Consider the pupil questionnaire employed by NFER. This appears to suffer from a number of weaknesses, especially in relation to its effort to explore children’s ‘Musical enjoyment and achievement’ (Lord et al., 2013, p. 45). For example, questions about In Harmony participation are framed – far too broadly – in terms of ‘music’ (such that responses about enjoying, learning or playing music may not necessarily relate to In Harmony activities at all). Secondly, the statements against which participating children are able to register their responses in respect of ‘musical enjoyment and achievement’ appear to have been framed in an exclusively positive way (e.g., ‘I am learning a lot in music’, ‘I like playing my instrument in class’, ‘I am able to play more difficult pieces now’), while the response options to such statements – ‘Yes a lot’, ‘Yes a bit’, ‘No’, ‘Not sure’ and ‘No response’ – are also somewhat skewed towards the elicitation of agreement. The pupil questionnaire thus appears to have provided only minimal scope for children to register their disengagement/dislike and no scope at all for the elaboration of any criticisms.
It is also worth noting that children’s own words are conspicuous by their relative absence across the two NFER reports. When verbatim quotations are offered to help illuminate and substantiate key claims, the overwhelming majority issue from school heads and teachers (15 quotes), parents and grandparents (seven quotes) or else In Harmony managers and tutors (five quotes). Children’s reflections, meanwhile, are cited on just two occasions across both reports and in each case they take the form of endorsements (one in relation to music learning, another to a child’s membership of a project steering group). Such an under-representation of children’s reflections is quite surprising given that more interviews were undertaken with them (38 in total) than any other stakeholder group (22 parents, 20 heads/teachers and 12 In Harmony managers/tutors; see Lord et al., 2013, p. 47).

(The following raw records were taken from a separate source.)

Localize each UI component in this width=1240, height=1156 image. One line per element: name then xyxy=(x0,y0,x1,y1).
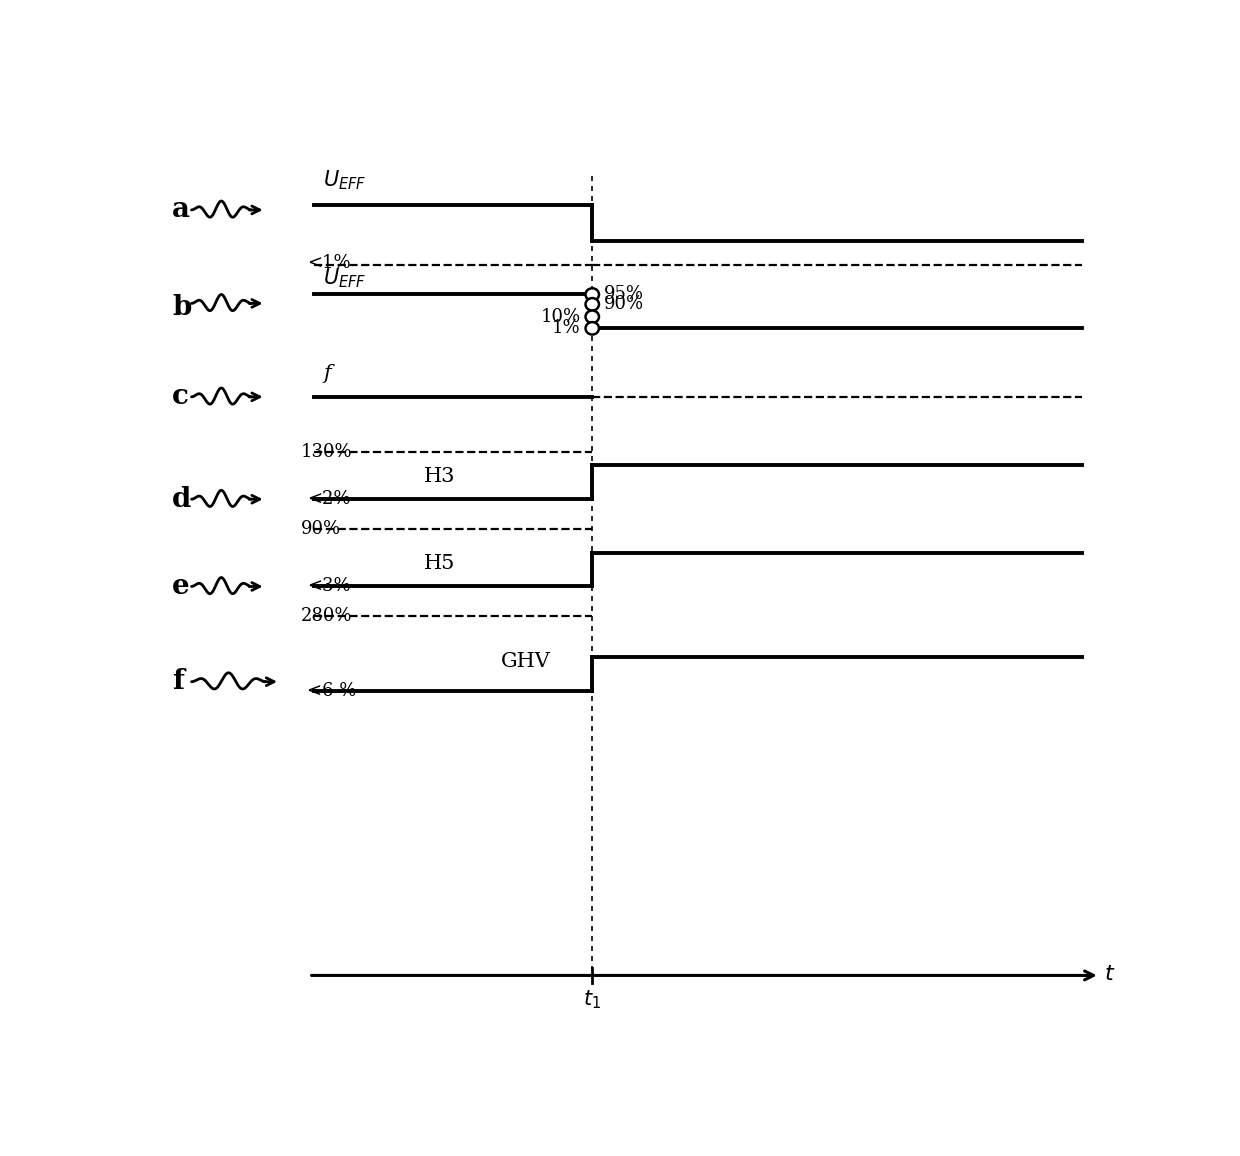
Text: 90%: 90% xyxy=(301,519,341,538)
Text: $U_{EFF}$: $U_{EFF}$ xyxy=(324,169,367,192)
Text: 95%: 95% xyxy=(604,286,644,304)
Text: H3: H3 xyxy=(424,467,455,486)
Text: 1%: 1% xyxy=(552,319,580,338)
Text: 280%: 280% xyxy=(301,607,352,625)
Text: H5: H5 xyxy=(424,554,455,573)
Text: a: a xyxy=(172,197,190,223)
Text: $t_1$: $t_1$ xyxy=(583,988,601,1012)
Text: 90%: 90% xyxy=(604,295,644,313)
Text: f: f xyxy=(172,668,185,695)
Circle shape xyxy=(585,288,599,301)
Text: <6 %: <6 % xyxy=(306,682,356,699)
Text: b: b xyxy=(172,295,192,321)
Text: c: c xyxy=(172,384,190,410)
Text: f: f xyxy=(324,364,331,383)
Text: <2%: <2% xyxy=(306,490,351,509)
Circle shape xyxy=(585,323,599,334)
Text: $U_{EFF}$: $U_{EFF}$ xyxy=(324,266,367,290)
Text: GHV: GHV xyxy=(501,652,551,670)
Circle shape xyxy=(585,311,599,323)
Text: <3%: <3% xyxy=(306,578,351,595)
Circle shape xyxy=(585,298,599,311)
Text: d: d xyxy=(172,486,192,513)
Text: 10%: 10% xyxy=(541,307,580,326)
Text: <1%: <1% xyxy=(306,254,351,273)
Text: $t$: $t$ xyxy=(1104,963,1115,985)
Text: 130%: 130% xyxy=(301,443,352,461)
Text: e: e xyxy=(172,573,190,600)
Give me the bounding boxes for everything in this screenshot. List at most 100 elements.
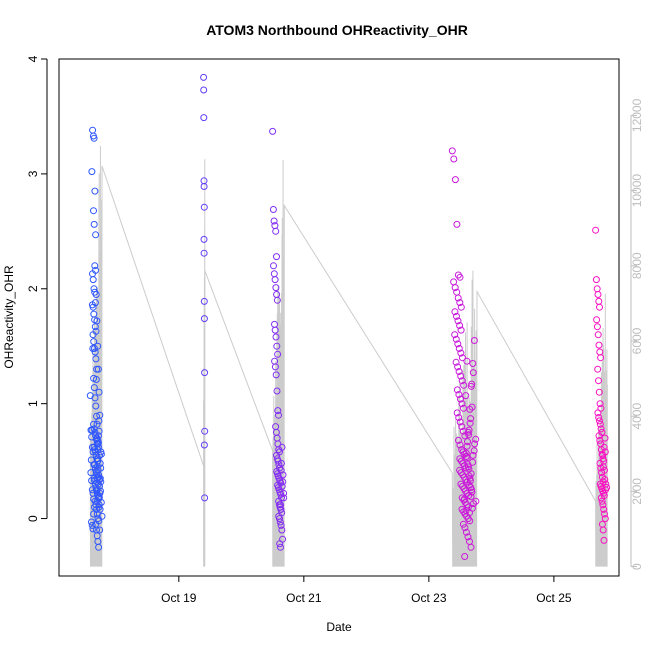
data-point	[91, 348, 99, 356]
data-point	[456, 273, 464, 281]
data-point	[272, 284, 280, 292]
data-point	[97, 450, 105, 458]
data-point	[594, 291, 602, 298]
data-point	[595, 341, 603, 349]
data-point	[467, 493, 475, 501]
data-point	[601, 466, 608, 474]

Building on these critical appraisals of Sistema evaluations, Anna Bull, Mark Taylor and I have just published a new article, also in the BJME, entitled “Who watches the watchmen? Evaluating evaluations of El Sistema.” We bring together my knowledge of the Sistema field with Mark and Anna’s expertise in quantitative and qualitative methods respectively, and look closely at evaluations of El Sistema in Venezuela and Aotearoa. We conclude that these studies display an alignment with advocacy rather than explorative research, and that evaluations should therefore be examined through a critical lens rather than their conclusions taken as given.
Something that emerges from observing a range of evaluations of El Sistema and spinoff programs is a consistent pattern of over-claiming. It is not a problem with one or two studies, an isolated or random flaw, but rather a feature of the field that has been present for over two decades, since the first evaluations of El Sistema in Venezuela in 1996 (see my recent article with Ana Lucía Frega). This suggests that there is something in the nature of the process that generates overly optimistic findings. The Sistema field has always been distinguished by idealization and hyperbolic claims, and with only a couple of exceptions, evaluations have done little to temper idealistic visions with a dose of realism. For this reason, independent critical studies are essential in order to provide some balance in the field.